Video Bloggers and Disparagement: With Great Power Comes Great Responsibility
The commercialization of Internet affects all aspects modern life. Now-a-days video bloggers and social media influencers give online marketing another dimension and hold enough influence to make a substantial impact in making or breaking of a brand name and its value. Such massive societal influence inevitably necessitates that the judiciary is on its toes.
A recent example is Marico Limited v. Abhijeet Bhansali COMIP No. 596 of 2019. In this case, the Hon’ble Bombay High Court dealt with the issue of disparagement of PARACHUTE COCONUT OIL by Abhijeet Bhansali, a/k/a Bearded Chokra, a popular video blogger/social media influencer who produces and uploads videos featuring reviews of products of various manufacturers on his YouTube channel.
The Defendant uploaded a video (“Impugned Video”) containing allegedly disparaging remarks about the Plaintiff’s PARACHUTE COCONUT OIL. The Impugned Video featured, inter alia, a comparison drawn between the Plaintiff’s PARACHUTE COCONUT OIL and another product, labelled as “Organic Coconut Oil” by the Defendant. This another product was, in fact, virgin coconut oil, which is classified, under the Food Regulations 2017, in a different category as compared to regular coconut oil. In the Impugned Video, the Defendant conducted a test comparing the two products without clearly informing the viewers that the rival products, in fact, were classified in different categories. The Defendant went on to give a verdict in his video concluding that PARACHUTE COCONUT OIL is not the right choice for a consumer.
The Plaintiff sought an injunction restraining the Defendant from publishing or broadcasting or communicating to the public, the Impugned Video; disparaging or denigrating the Plaintiff’s PARACHUTE COCONUT OIL product and infringing the Plaintiff’s registered trademark, namely, PARACHUTE.
The Defendant contended, inter alia, that the Impugned Video was intended to educate viewers and express his bona fide opinion. The Plaintiff argued that the Impugned Video was intended to malign the Plaintiff’s PARACHUTE COCONUT OIL. Further, the Plaintiff submitted that the Defendant, purposely and knowingly, misrepresented to the viewers that he was comparing the Plaintiff’s PARACHUTE COCONUT OIL with organic coconut oil when he was actually comparing it with virgin coconut oil. The Plaintiff submitted data that supported the contention that there was no major variance in the nutrition value of the rival products.

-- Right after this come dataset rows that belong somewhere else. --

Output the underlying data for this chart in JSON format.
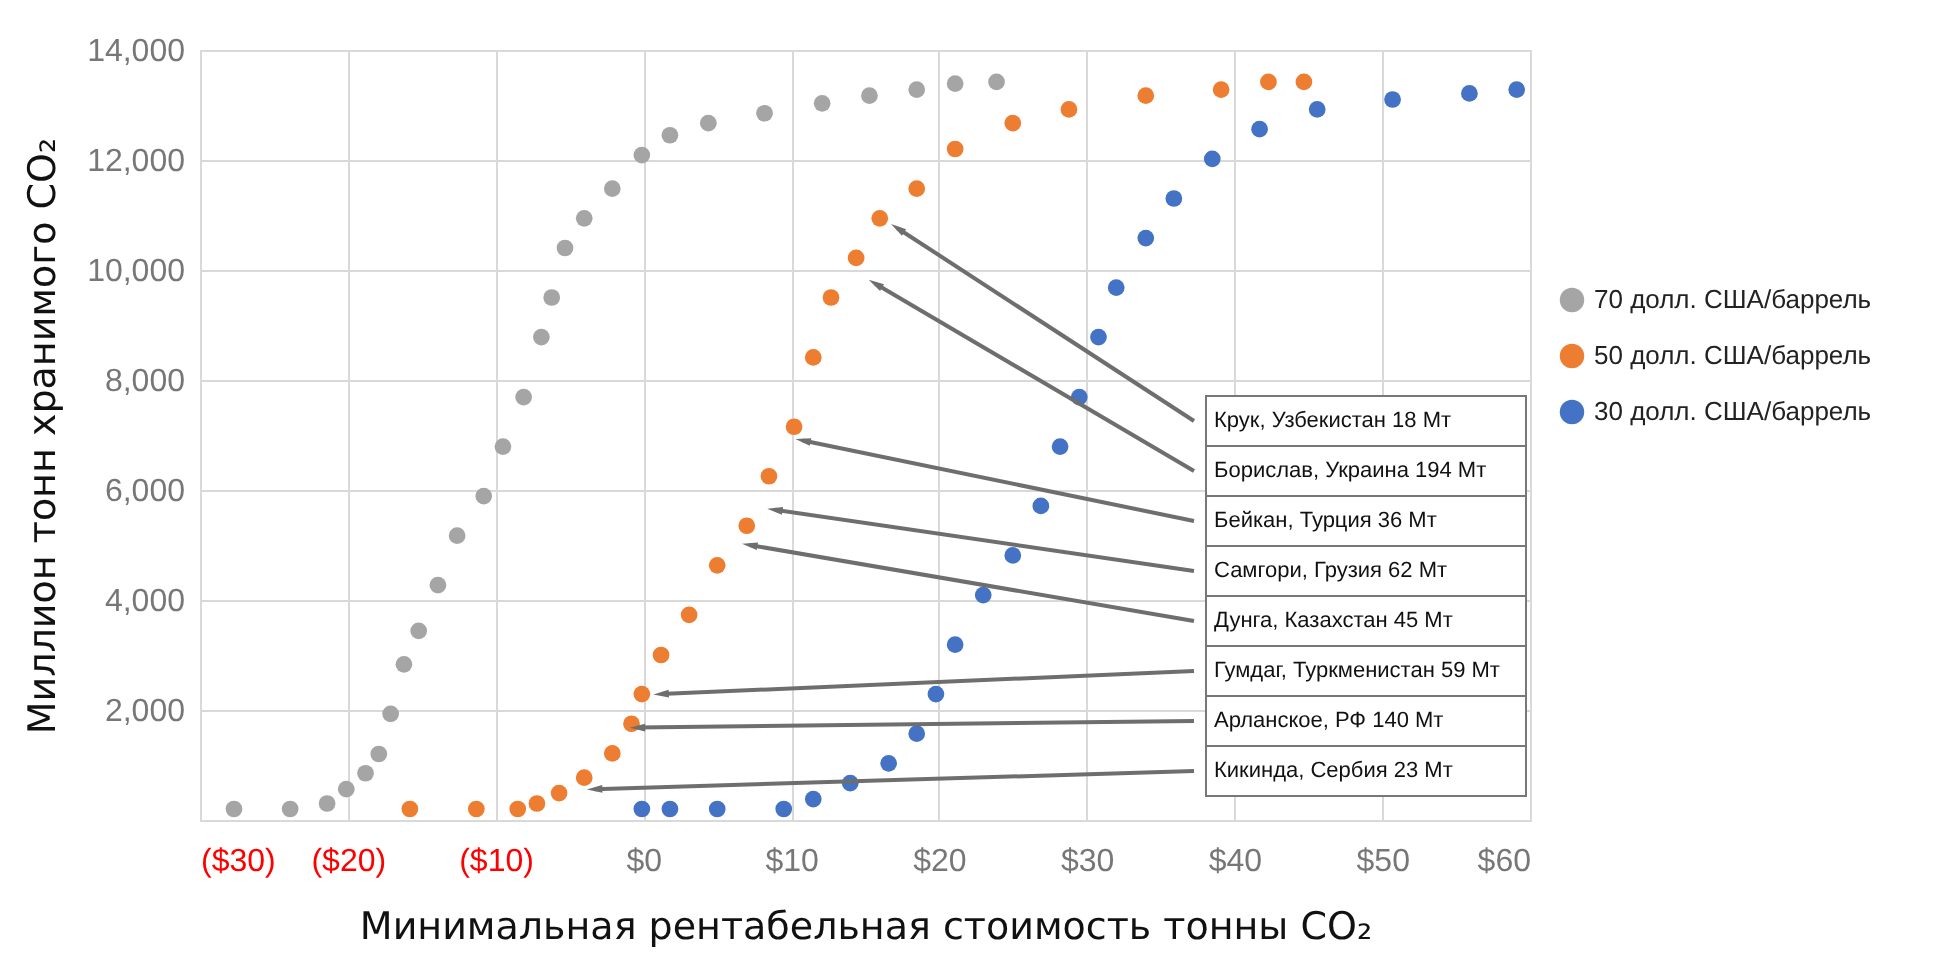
{
  "chart_data": {
    "type": "scatter",
    "xlabel": "Минимальная рентабельная стоимость тонны CO₂",
    "ylabel": "Миллион тонн хранимого CO₂",
    "xlim": [
      -30,
      60
    ],
    "ylim": [
      0,
      14000
    ],
    "xticks": [
      {
        "value": -30,
        "label": "($30)"
      },
      {
        "value": -20,
        "label": "($20)"
      },
      {
        "value": -10,
        "label": "($10)"
      },
      {
        "value": 0,
        "label": "$0"
      },
      {
        "value": 10,
        "label": "$10"
      },
      {
        "value": 20,
        "label": "$20"
      },
      {
        "value": 30,
        "label": "$30"
      },
      {
        "value": 40,
        "label": "$40"
      },
      {
        "value": 50,
        "label": "$50"
      },
      {
        "value": 60,
        "label": "$60"
      }
    ],
    "yticks": [
      {
        "value": 0,
        "label": null
      },
      {
        "value": 2000,
        "label": "2,000"
      },
      {
        "value": 4000,
        "label": "4,000"
      },
      {
        "value": 6000,
        "label": "6,000"
      },
      {
        "value": 8000,
        "label": "8,000"
      },
      {
        "value": 10000,
        "label": "10,000"
      },
      {
        "value": 12000,
        "label": "12,000"
      },
      {
        "value": 14000,
        "label": "14,000"
      }
    ],
    "grid": true,
    "legend": "right",
    "marker": "circle",
    "series": [
      {
        "name": "70 долл. США/баррель",
        "color": "#a5a5a5",
        "x": [
          -27.7,
          -23.9,
          -21.4,
          -20.1,
          -18.8,
          -17.9,
          -17.1,
          -16.2,
          -15.2,
          -13.9,
          -12.6,
          -10.8,
          -9.5,
          -8.1,
          -6.9,
          -6.2,
          -5.3,
          -4.0,
          -2.1,
          -0.1,
          1.8,
          4.4,
          8.2,
          12.1,
          15.3,
          18.5,
          21.1,
          23.9
        ],
        "values": [
          200,
          200,
          300,
          560,
          850,
          1200,
          1930,
          2830,
          3440,
          4270,
          5170,
          5890,
          6790,
          7690,
          8780,
          9500,
          10400,
          10940,
          11480,
          12090,
          12450,
          12670,
          12850,
          13030,
          13170,
          13280,
          13390,
          13420
        ]
      },
      {
        "name": "50 долл. США/баррель",
        "color": "#ed7d31",
        "x": [
          -15.8,
          -11.3,
          -8.5,
          -7.2,
          -5.7,
          -4.0,
          -2.1,
          -0.8,
          -0.1,
          1.2,
          3.1,
          5.0,
          7.0,
          8.5,
          10.2,
          11.5,
          12.7,
          14.4,
          16.0,
          18.5,
          21.1,
          25.0,
          28.8,
          34.0,
          39.1,
          42.3,
          44.7
        ],
        "values": [
          200,
          200,
          200,
          300,
          490,
          770,
          1210,
          1750,
          2290,
          3000,
          3730,
          4630,
          5350,
          6250,
          7150,
          8410,
          9500,
          10220,
          10940,
          11480,
          12200,
          12670,
          12920,
          13170,
          13280,
          13420,
          13420
        ]
      },
      {
        "name": "30 долл. США/баррель",
        "color": "#4472c4",
        "x": [
          -0.1,
          1.8,
          5.0,
          9.5,
          11.5,
          14.0,
          16.6,
          18.5,
          19.8,
          21.1,
          23.0,
          25.0,
          26.9,
          28.2,
          29.5,
          30.8,
          32.0,
          34.0,
          35.9,
          38.5,
          41.7,
          45.6,
          50.7,
          55.9,
          59.1
        ],
        "values": [
          200,
          200,
          200,
          200,
          380,
          670,
          1030,
          1570,
          2290,
          3190,
          4090,
          4810,
          5710,
          6790,
          7690,
          8780,
          9680,
          10580,
          11300,
          12020,
          12560,
          12920,
          13100,
          13210,
          13280
        ]
      }
    ],
    "annotations": [
      {
        "text": "Крук, Узбекистан 18 Мт",
        "x": 17.2,
        "y": 10760
      },
      {
        "text": "Борислав, Украина 194 Мт",
        "x": 15.7,
        "y": 9750
      },
      {
        "text": "Бейкан, Турция 36 Мт",
        "x": 10.8,
        "y": 6900
      },
      {
        "text": "Самгори, Грузия 62 Мт",
        "x": 8.9,
        "y": 5640
      },
      {
        "text": "Дунга, Казахстан 45 Мт",
        "x": 7.2,
        "y": 5000
      },
      {
        "text": "Гумдаг, Туркменистан 59 Мт",
        "x": 1.2,
        "y": 2290
      },
      {
        "text": "Арланское, РФ 140 Мт",
        "x": -0.4,
        "y": 1680
      },
      {
        "text": "Кикинда, Сербия 23 Мт",
        "x": -3.3,
        "y": 560
      }
    ]
  }
}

Observing that a social media influencer who has or claims to have a sound knowledge on a particular subject matter has the power to influence people, the Hon’ble Court held that this power ought to be exercised carefully. The Defendant being aware of his influence as a social media influencer with a follower base and a degree of credibility could not deliver statements with the same impunity as an ordinary person.
Placing reliance on a Division Bench decision in Gujarat Co-operative v. Hindustan Unilever the court held that intent; manner; and the message sought to be conveyed were the three parameters of determining whether a case of disparagement or denigration can be made out against the Defendant. The Court ruled that the Impugned Video was not an educative video in respect of coconut oils, but a video targeted at the Plaintiff’s PARACHUTE COCONUT OIL. The manner in which the Impugned Video portrayed the Plaintiff’s product and the message sought to be conveyed were held to be denigrating in nature. Thus, it was held that the Impugned Video was hit by all three of the above-noted factors.
After a detailed discussion and analysis on the law of disparagement in view of the factual matrix of the case and the significant role played by social medial influencers and video bloggers in the world of marketing and advertising, the court ordered the Defendant to take down the Impugned Video, pending hearing and final disposal of the suit.